0
votes

i tried master-master replication; as a part of it first I tried master- slave replication. The replication connection is successful but when I made changes on master, the slave is throwing a lot of duplicate errors.

Last_SQL_Error: Error 'Duplicate entry '1576' for key 'PRIMARY'' on query. Default database: 'nagiosxi'. Query: 'INSERT INTO xi_auditlog (log_time,source,user,type,message,ip_address,details) VALUES ('2018-05-15 16:34:19','Nagios XI','NULL',32,'cmdsubsys: User [nagiosadmin] applied a new configuration to Nagios Core','localhost','')' Replicate_Ignore_Server_Ids:

As per my understandings the master cannot overwrite the values in the slave. the databases which am replicating are application databases, both master and slave databases throwing a lot of errors, as the values cannot be overridden.

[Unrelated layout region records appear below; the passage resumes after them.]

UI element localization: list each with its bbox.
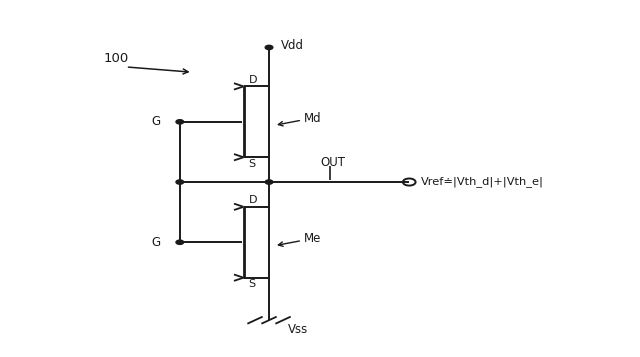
Text: Vdd: Vdd (280, 39, 303, 52)
Text: S: S (248, 159, 256, 169)
Text: Vss: Vss (288, 322, 308, 336)
Text: S: S (248, 279, 256, 289)
Text: D: D (248, 196, 257, 206)
Circle shape (176, 180, 184, 184)
Text: Md: Md (304, 112, 322, 125)
Text: G: G (151, 236, 160, 249)
Circle shape (265, 180, 273, 184)
Circle shape (176, 120, 184, 124)
Text: Vref≐|Vth_d|+|Vth_e|: Vref≐|Vth_d|+|Vth_e| (420, 177, 544, 187)
Circle shape (176, 240, 184, 245)
Text: Me: Me (304, 232, 321, 245)
Text: D: D (248, 75, 257, 85)
Text: 100: 100 (103, 51, 129, 65)
Circle shape (265, 45, 273, 50)
Text: OUT: OUT (320, 156, 345, 169)
Text: G: G (151, 115, 160, 128)
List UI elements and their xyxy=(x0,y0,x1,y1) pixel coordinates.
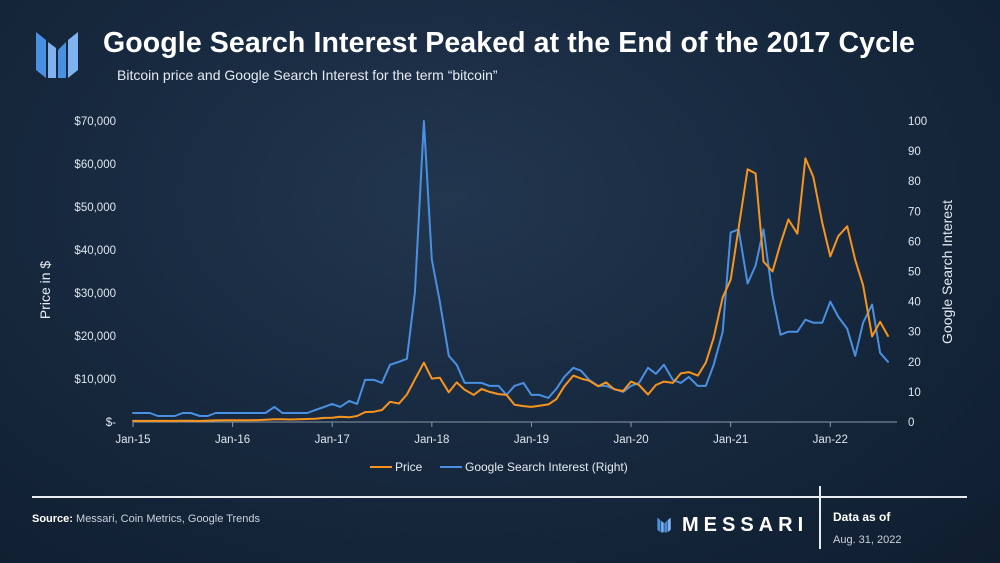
y-right-tick-label: 0 xyxy=(908,417,914,429)
x-tick-label: Jan-15 xyxy=(115,434,150,446)
y-right-tick-label: 60 xyxy=(908,236,921,248)
x-tick-label: Jan-19 xyxy=(514,434,549,446)
legend: Price Google Search Interest (Right) xyxy=(370,460,628,474)
x-tick-label: Jan-20 xyxy=(613,434,648,446)
x-tick-label: Jan-22 xyxy=(813,434,848,446)
footer-vertical-divider xyxy=(819,486,821,549)
x-tick-label: Jan-18 xyxy=(414,434,449,446)
price-series-line xyxy=(132,157,889,422)
messari-small-logo-icon xyxy=(657,517,671,533)
x-axis-ticks: Jan-15 Jan-16 Jan-17 Jan-18 Jan-19 Jan-20 Jan-… xyxy=(115,422,848,446)
y-left-tick-label: $40,000 xyxy=(74,245,116,257)
footer-divider xyxy=(32,496,967,498)
source-text: Messari, Coin Metrics, Google Trends xyxy=(76,513,261,525)
data-as-of-label: Data as of xyxy=(833,510,891,524)
y-right-tick-label: 50 xyxy=(908,267,921,279)
legend-price-label: Price xyxy=(395,460,423,474)
data-date: Aug. 31, 2022 xyxy=(833,534,902,546)
y-right-tick-label: 80 xyxy=(908,176,921,188)
messari-brand: MESSARI xyxy=(656,513,808,537)
y-right-tick-label: 70 xyxy=(908,206,921,218)
y-axis-left-title: Price in $ xyxy=(37,261,53,320)
legend-search-label: Google Search Interest (Right) xyxy=(465,460,628,474)
y-right-tick-label: 30 xyxy=(908,327,921,339)
messari-logo-icon xyxy=(36,32,78,78)
y-right-tick-label: 10 xyxy=(908,387,921,399)
y-left-tick-label: $60,000 xyxy=(74,159,116,171)
y-axis-left-ticks: $70,000 $60,000 $50,000 $40,000 $30,000 $20,0… xyxy=(74,116,116,429)
source-label: Source: xyxy=(32,513,73,525)
source-note: Source: Messari, Coin Metrics, Google Tr… xyxy=(32,513,260,525)
brand-wordmark: MESSARI xyxy=(682,513,809,536)
chart-subtitle: Bitcoin price and Google Search Interest… xyxy=(117,67,498,83)
y-left-tick-label: $- xyxy=(106,417,116,429)
y-right-tick-label: 20 xyxy=(908,357,921,369)
x-tick-label: Jan-16 xyxy=(215,434,250,446)
y-left-tick-label: $10,000 xyxy=(74,374,116,386)
y-right-tick-label: 100 xyxy=(908,116,927,128)
y-right-tick-label: 40 xyxy=(908,297,921,309)
x-tick-label: Jan-21 xyxy=(713,434,748,446)
x-tick-label: Jan-17 xyxy=(315,434,350,446)
y-left-tick-label: $20,000 xyxy=(74,331,116,343)
series-layer xyxy=(132,120,889,422)
y-left-tick-label: $30,000 xyxy=(74,288,116,300)
y-right-tick-label: 90 xyxy=(908,146,921,158)
y-axis-right-title: Google Search Interest xyxy=(939,200,955,344)
y-left-tick-label: $70,000 xyxy=(74,116,116,128)
search-interest-series-line xyxy=(132,120,889,417)
chart-title: Google Search Interest Peaked at the End… xyxy=(103,27,915,59)
y-left-tick-label: $50,000 xyxy=(74,202,116,214)
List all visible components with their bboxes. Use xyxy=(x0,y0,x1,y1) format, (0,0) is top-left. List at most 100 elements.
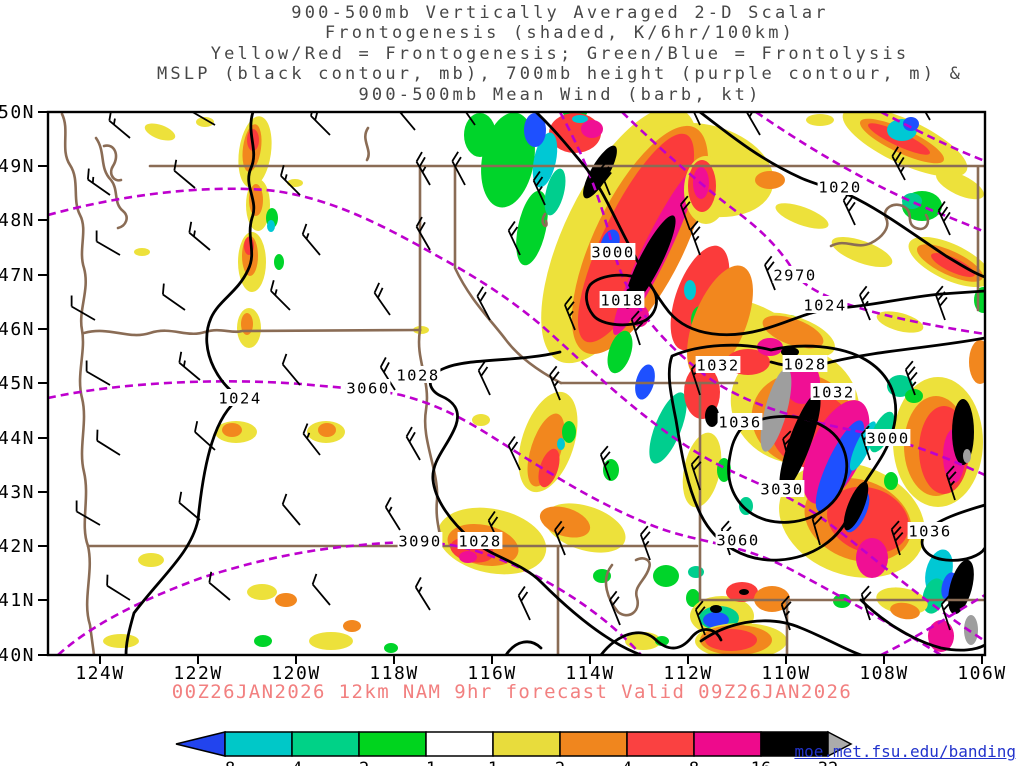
wind-barb xyxy=(689,220,701,256)
shading-blob xyxy=(682,432,722,508)
colorbar-level-label: -2 xyxy=(349,759,369,766)
wind-barb xyxy=(859,285,871,321)
wind-barb xyxy=(191,112,216,126)
wind-barb xyxy=(609,590,621,626)
state-border xyxy=(417,328,443,548)
mslp-contour-label-box xyxy=(907,522,953,539)
mslp-contour-label: 1036 xyxy=(718,414,761,432)
wind-barb xyxy=(173,159,196,189)
shading-blob xyxy=(739,589,749,595)
wind-barb xyxy=(860,425,874,461)
shading-blob xyxy=(247,584,277,600)
lat-tick-label: 47N xyxy=(0,265,35,286)
height-contour-label-box xyxy=(590,243,636,260)
wind-barb xyxy=(405,426,421,461)
shading-blob xyxy=(757,338,783,356)
height-contour xyxy=(755,112,985,234)
lon-tick-label: 112W xyxy=(663,663,712,684)
wind-barb xyxy=(178,351,201,381)
state-border xyxy=(541,212,548,228)
state-border xyxy=(829,203,930,248)
shading-blob xyxy=(779,392,821,492)
wind-barb xyxy=(564,295,576,331)
wind-barb xyxy=(86,168,111,196)
mslp-contour-label: 1020 xyxy=(818,179,861,197)
wind-barb xyxy=(311,573,331,606)
lat-tick-label: 40N xyxy=(0,645,35,666)
shading-blob xyxy=(577,133,695,343)
lon-tick-label: 122W xyxy=(173,663,222,684)
shading-blob xyxy=(705,405,719,427)
lat-tick-label: 48N xyxy=(0,210,35,231)
colorbar-right-arrow xyxy=(827,730,853,758)
mslp-contour-label: 1024 xyxy=(218,390,261,408)
height-contour-label: 3000 xyxy=(866,430,909,448)
wind-barb xyxy=(373,282,391,316)
wind-barb xyxy=(764,255,776,291)
lon-tick-label: 108W xyxy=(859,663,908,684)
height-contour-label-box xyxy=(715,531,761,548)
state-border xyxy=(364,126,370,162)
colorbar-level-label: 4 xyxy=(622,759,632,766)
shading-blob xyxy=(649,392,687,464)
colorbar-segment xyxy=(425,731,494,757)
wind-barb xyxy=(745,112,761,136)
lat-tick-label: 50N xyxy=(0,102,35,123)
mslp-contour xyxy=(698,112,985,279)
height-contour-label: 3090 xyxy=(398,533,441,551)
title-line-5: 900-500mb Mean Wind (barb, kt) xyxy=(358,84,762,105)
shading-blob xyxy=(222,423,242,437)
colorbar-level-label: -8 xyxy=(215,759,235,766)
height-contour xyxy=(57,541,642,655)
mslp-contour-label: 1036 xyxy=(908,523,951,541)
wind-barb xyxy=(415,151,431,186)
mslp-contour-label-box xyxy=(817,178,863,195)
lon-tick-label: 120W xyxy=(271,663,320,684)
shading-blob xyxy=(905,389,923,403)
wind-barb xyxy=(414,576,431,611)
shading-blob xyxy=(275,593,297,607)
state-border xyxy=(453,165,563,385)
state-border xyxy=(60,112,96,655)
colorbar-level-label: 32 xyxy=(818,759,838,766)
wind-barb xyxy=(890,520,904,556)
wind-barb xyxy=(310,112,331,136)
shading-blob xyxy=(831,236,893,268)
wind-barb xyxy=(70,295,96,321)
lon-tick-label: 114W xyxy=(565,663,614,684)
wind-barb xyxy=(379,356,396,391)
mslp-contour-label-box xyxy=(717,413,763,430)
shading-blob xyxy=(309,632,353,650)
mslp-contour-label-box xyxy=(217,389,263,406)
wind-barb xyxy=(694,600,706,636)
shading-blob xyxy=(775,203,829,229)
shading-blob xyxy=(684,280,696,300)
wind-barb xyxy=(507,221,521,256)
website-link[interactable]: moe.met.fsu.edu/banding xyxy=(794,742,1016,761)
shading-blob xyxy=(903,117,919,131)
height-contour-label-box xyxy=(772,266,818,283)
lon-tick-label: 110W xyxy=(761,663,810,684)
wind-barb xyxy=(507,436,521,471)
wind-barb xyxy=(599,160,612,196)
shading-blob xyxy=(931,253,975,277)
forecast-caption: 00Z26JAN2026 12km NAM 9hr forecast Valid… xyxy=(171,681,853,703)
colorbar-segment xyxy=(760,731,829,757)
wind-barb xyxy=(476,286,491,321)
height-contour-label: 2970 xyxy=(773,267,816,285)
shading-blob xyxy=(969,340,985,384)
colorbar-segment xyxy=(693,731,762,757)
lon-tick-label: 116W xyxy=(467,663,516,684)
shading-blob xyxy=(688,566,704,578)
colorbar-level-label: 8 xyxy=(689,759,699,766)
shading-blob xyxy=(922,578,946,614)
lon-tick-label: 124W xyxy=(75,663,124,684)
shading-blob xyxy=(524,113,546,147)
shading-blob xyxy=(952,399,974,465)
shading-blob xyxy=(538,448,560,488)
colorbar-level-label: 16 xyxy=(751,759,771,766)
height-contour xyxy=(48,187,985,643)
shading-blob xyxy=(624,215,676,309)
mslp-contour-label-box xyxy=(810,383,856,400)
lat-tick-label: 46N xyxy=(0,319,35,340)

Can someone please help me in master master replication. Do I need to script for this purpose?

1
DBA should be able to help you on this. Also, you're missing some key information here. OS, MySQL version. Give this a read - hungrykoala
the db came as a part of Nagiosxi install, the db is on RHEL 7.3 and the version is Mariadb 5.5.* version. - John smith
Then you're using MariaDB and not MySQL. - hungrykoala

1 Answers

0
votes

To make master-master or Galera safe to use AUTO_INCREMENT one should use the system variables auto_increment_increment and auto_increment_offset to generate unique values for each server.

https://mariadb.com/kb/en/library/auto_increment/

Set auto_increment_increment to 2 on both masters. Set auto_increment_offset to 2 on one server and to 1 (default) on the other.

This causes one server to only create even-numbered values, and the other to create only odd-numbered values. They will still tend to be sequential, because if one server creates 1, 3, 5, 7, and 9, and the next insert occurs on the other server after all of these have replicated, the next id will be 10. The gaps are inevitable, but as any experienced DBA will tell you, do not obsess about the gaps.

You should set your binlog_format to ROW or MIXED -- not STATEMENT -- on both servers. If you are backing up your binlogs as you should be, then log_slave_updates should also be enabled. If you have subtended replicas, the master to which they are connected must have this option enabled.

Also, you're going to need to destroy and rebuild one of the servers at this point, because their data will never be consistent.

The recommended practice for master/master is to only write to one server at a time. Your application can switch at will, but it is most stable if only one is treated as writable.